Les images des morts et des blessés qui finissaient à l’hôpital en face de chez lui se bousculent dans sa tête. Hani se tait, les yeux embués.

Hani fuira en 2013 en Suisse via le Liban. «Ma famille me manque, mais au moins je suis libre ici.» Libre de continuer son combat à distance. Dans l’appartement staviacois qu’il partage avec d’autres requérants, il se contente du minimum pour y parvenir. «Je n’ai besoin que d’internet, d’un ordinateur et de cigarettes. Oui, j’ai commencé à fumer à cause du stress de la guerre», s’excuse-t-il presque.

 

LA DEMANDE D’ÉRIC CANTONA

La Liberté, 20 mars 2014, Thomas Delley

hani abbasHani Abbas s’est fait un nom dans le monde du dessin de presse, entre publications à l’étranger, expositions, concours, festivals internationaux.
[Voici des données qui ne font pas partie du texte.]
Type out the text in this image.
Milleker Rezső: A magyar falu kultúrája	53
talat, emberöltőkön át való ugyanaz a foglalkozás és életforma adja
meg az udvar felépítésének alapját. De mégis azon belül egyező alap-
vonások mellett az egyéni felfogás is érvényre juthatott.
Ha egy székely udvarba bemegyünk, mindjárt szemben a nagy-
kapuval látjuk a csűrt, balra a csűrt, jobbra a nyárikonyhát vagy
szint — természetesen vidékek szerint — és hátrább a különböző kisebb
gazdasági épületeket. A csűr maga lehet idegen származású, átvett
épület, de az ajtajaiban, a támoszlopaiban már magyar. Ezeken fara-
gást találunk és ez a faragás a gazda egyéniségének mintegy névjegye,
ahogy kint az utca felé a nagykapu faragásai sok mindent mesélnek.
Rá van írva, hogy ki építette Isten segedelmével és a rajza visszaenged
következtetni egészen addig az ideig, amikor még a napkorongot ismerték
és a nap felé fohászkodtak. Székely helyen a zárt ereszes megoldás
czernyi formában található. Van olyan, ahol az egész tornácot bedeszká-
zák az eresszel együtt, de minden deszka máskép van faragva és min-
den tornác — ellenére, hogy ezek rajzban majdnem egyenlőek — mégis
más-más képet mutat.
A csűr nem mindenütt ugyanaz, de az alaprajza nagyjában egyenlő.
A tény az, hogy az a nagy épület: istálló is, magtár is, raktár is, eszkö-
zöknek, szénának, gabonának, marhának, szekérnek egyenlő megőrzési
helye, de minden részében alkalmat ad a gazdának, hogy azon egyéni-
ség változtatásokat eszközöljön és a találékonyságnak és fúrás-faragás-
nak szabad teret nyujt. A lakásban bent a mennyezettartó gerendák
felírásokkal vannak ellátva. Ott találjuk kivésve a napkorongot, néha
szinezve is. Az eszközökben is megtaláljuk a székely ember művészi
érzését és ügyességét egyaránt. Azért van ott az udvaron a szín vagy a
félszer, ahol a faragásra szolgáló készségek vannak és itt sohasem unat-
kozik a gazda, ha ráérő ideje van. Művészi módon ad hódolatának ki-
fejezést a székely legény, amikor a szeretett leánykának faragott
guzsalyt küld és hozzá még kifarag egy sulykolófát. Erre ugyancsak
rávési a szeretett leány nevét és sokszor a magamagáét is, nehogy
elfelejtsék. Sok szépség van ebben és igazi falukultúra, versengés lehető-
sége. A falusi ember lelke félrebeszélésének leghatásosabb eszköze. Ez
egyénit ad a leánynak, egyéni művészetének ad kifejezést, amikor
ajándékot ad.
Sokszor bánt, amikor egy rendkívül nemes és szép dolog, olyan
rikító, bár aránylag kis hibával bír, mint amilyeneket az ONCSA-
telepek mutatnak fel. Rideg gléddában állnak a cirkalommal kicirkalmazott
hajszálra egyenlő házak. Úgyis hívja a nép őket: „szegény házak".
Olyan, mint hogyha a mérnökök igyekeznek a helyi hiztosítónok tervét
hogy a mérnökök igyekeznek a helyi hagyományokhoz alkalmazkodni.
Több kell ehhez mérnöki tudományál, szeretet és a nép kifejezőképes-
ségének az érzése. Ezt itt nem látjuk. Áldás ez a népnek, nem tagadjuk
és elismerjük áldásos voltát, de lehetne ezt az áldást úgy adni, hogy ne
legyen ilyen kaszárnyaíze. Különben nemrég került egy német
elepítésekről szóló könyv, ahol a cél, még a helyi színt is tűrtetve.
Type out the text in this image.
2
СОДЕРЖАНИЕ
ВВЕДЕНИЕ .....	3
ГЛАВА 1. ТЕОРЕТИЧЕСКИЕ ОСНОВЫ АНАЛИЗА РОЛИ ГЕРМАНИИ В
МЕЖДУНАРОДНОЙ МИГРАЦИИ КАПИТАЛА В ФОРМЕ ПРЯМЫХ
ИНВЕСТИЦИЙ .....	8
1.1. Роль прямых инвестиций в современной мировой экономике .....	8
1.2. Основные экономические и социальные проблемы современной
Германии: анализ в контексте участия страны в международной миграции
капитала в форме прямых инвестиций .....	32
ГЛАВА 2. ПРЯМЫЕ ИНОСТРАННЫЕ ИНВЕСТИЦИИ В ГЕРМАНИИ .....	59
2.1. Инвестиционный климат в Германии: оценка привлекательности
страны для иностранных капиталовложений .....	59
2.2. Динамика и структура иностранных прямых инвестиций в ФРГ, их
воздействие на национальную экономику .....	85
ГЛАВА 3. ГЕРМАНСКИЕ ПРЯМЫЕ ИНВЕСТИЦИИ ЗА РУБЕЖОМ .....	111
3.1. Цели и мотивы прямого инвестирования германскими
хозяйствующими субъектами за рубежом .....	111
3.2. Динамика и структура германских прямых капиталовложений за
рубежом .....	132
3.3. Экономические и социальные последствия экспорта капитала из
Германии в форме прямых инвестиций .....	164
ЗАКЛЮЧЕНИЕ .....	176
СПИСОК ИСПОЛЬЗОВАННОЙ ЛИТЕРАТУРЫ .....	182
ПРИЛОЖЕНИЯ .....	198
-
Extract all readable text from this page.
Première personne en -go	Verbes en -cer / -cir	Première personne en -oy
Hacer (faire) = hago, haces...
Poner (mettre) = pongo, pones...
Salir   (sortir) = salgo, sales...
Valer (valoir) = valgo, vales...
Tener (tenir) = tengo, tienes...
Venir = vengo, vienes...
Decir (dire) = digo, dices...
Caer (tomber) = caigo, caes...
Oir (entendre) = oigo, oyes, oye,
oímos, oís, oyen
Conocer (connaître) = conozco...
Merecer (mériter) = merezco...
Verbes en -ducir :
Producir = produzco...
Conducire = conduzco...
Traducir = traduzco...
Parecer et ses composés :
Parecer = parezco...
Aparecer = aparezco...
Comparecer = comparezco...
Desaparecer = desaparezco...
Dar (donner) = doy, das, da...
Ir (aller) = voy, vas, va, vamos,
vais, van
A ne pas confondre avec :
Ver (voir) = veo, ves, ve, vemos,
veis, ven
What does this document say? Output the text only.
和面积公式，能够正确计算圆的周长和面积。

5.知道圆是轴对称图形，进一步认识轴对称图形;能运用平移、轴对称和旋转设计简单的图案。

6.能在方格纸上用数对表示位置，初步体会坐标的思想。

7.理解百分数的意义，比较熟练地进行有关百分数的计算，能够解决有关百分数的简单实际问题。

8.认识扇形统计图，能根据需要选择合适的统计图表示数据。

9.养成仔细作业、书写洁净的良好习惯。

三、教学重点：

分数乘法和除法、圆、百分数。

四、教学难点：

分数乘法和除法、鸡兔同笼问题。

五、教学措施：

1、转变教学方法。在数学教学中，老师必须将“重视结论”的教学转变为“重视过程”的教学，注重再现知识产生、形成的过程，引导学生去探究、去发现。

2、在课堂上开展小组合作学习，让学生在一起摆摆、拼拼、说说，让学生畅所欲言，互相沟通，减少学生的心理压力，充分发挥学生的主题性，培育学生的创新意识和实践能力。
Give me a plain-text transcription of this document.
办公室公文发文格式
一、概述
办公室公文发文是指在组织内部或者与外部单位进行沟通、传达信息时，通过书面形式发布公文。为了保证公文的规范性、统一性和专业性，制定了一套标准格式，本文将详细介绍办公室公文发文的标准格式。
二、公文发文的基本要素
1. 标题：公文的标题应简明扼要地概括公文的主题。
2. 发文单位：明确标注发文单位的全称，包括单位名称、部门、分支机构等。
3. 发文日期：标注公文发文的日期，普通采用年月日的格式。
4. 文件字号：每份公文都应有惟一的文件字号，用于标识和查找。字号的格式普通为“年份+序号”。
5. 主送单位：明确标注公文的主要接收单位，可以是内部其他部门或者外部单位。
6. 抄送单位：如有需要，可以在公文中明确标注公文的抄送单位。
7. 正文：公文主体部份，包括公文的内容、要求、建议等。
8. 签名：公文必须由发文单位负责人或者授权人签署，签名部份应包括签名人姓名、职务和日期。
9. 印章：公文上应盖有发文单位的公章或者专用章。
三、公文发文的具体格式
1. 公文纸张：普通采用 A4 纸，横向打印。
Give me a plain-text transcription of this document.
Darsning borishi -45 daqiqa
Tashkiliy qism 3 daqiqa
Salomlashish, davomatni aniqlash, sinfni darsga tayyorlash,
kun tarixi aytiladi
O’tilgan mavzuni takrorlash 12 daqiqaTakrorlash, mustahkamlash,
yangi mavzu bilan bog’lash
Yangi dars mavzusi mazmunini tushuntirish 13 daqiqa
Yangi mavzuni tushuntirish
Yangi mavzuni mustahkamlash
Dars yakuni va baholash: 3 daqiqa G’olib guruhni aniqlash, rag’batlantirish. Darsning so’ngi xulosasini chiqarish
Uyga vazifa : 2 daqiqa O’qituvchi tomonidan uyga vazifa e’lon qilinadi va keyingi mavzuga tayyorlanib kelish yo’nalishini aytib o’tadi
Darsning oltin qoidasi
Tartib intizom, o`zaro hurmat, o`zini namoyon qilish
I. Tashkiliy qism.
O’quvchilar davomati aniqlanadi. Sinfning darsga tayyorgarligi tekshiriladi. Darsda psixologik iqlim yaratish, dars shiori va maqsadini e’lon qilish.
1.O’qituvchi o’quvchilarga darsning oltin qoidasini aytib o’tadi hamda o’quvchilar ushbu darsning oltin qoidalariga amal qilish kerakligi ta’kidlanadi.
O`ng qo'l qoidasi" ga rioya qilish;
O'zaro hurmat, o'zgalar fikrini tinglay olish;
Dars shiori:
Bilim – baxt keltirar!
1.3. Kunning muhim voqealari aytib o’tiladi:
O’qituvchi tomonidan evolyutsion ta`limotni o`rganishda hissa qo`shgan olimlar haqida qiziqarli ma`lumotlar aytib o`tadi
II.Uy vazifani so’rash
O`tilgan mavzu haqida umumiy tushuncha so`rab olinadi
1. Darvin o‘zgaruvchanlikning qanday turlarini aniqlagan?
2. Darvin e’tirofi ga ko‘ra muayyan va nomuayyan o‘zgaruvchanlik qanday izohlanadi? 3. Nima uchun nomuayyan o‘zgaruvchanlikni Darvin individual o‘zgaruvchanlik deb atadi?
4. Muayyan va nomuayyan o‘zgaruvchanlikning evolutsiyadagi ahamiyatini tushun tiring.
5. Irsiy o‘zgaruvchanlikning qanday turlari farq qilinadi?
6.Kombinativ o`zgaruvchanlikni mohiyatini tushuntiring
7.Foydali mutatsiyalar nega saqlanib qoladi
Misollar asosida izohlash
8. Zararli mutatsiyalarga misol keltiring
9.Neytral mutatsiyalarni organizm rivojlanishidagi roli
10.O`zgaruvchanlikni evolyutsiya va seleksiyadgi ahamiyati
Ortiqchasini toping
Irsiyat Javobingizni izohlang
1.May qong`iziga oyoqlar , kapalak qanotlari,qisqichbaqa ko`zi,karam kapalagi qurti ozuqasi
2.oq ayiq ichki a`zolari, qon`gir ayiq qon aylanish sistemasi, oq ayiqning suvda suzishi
On le demande en Suisse, en Suède, au Danemark. Même l’ancien footballeur Eric Cantona est tombé sous le charme. Il a visité l’exposition du dessinateur syrien à la Maison du Grütli, à Genève, au début mars. «J’étais à Fribourg quand il a souhaité me rencontrer», se souvient Hani. «Je n’en revenais pas. Je suis parti rapidement à Genève pour le voir. Il aimerait monter une expo à Paris. Mais moi je ne peux pas quitter la Suisse!»

La Suisse, une prison? Une cage dorée à côté de Yarmouk. C’est dans ce camp palestinien fermé depuis l’été passé par le régime qu’Hani Abbas est né en 1977. Il y a aussi passé les cinq derniers mois avant sa fuite en famille au Liban. Un camp tristement célèbre au cœur de Damas, depuis que la famine y a pris ses quartiers. «C’était le quartier économique de Damas», rappelle avec nostalgie Hani. «Les gens y venaient de toute la ville pour y faire leurs achats.»

Là-bas, il devient professeur en 1999. Mais sa véritable vocation est ailleurs.

«Je voulais être dessinateur», glisse- t-il. «J’ai toujours aimé dessiner, depuis tout petit.» Mais il ne parvient pas à se faire admettre dans un collège d’art de Damas où il faut avoir ses entrées. Pas de quoi le décourager. «L’art vient de Dieu et non du collège», se console-t-il. Dans ce cas, le Tout-Puissant avait des projets pour Hani à voir la force qui se dégage de ses dessins. Et même de ses croquis qu’il gribouille dans son carnet spiralé. Il montre une ébauche coincée entre des statistiques morbides sur les Palestiniens en Syrie et un texte en arabe. On devine l’écroulement d’un mur. Seul un pan tient en l’air, comme s’il flottait au-dessus des gravats, avec l’inscription: «Freedom» (liberté).

«Je dois encore le travailler. C’est le prochain dessin que je publierai sur Facebook», observe-t-il. Hani Abbas garde espoir. «Quand la révolution sera finie, j’espère revenir en Syrie car c’est mon pays.»

Les dessins d’Hani Abbas seront projetés le 29 mars à Fribourg (route de la Vignettaz 57) par l’association Point d’Ancrage, à l’issue de la Marche pour la paix.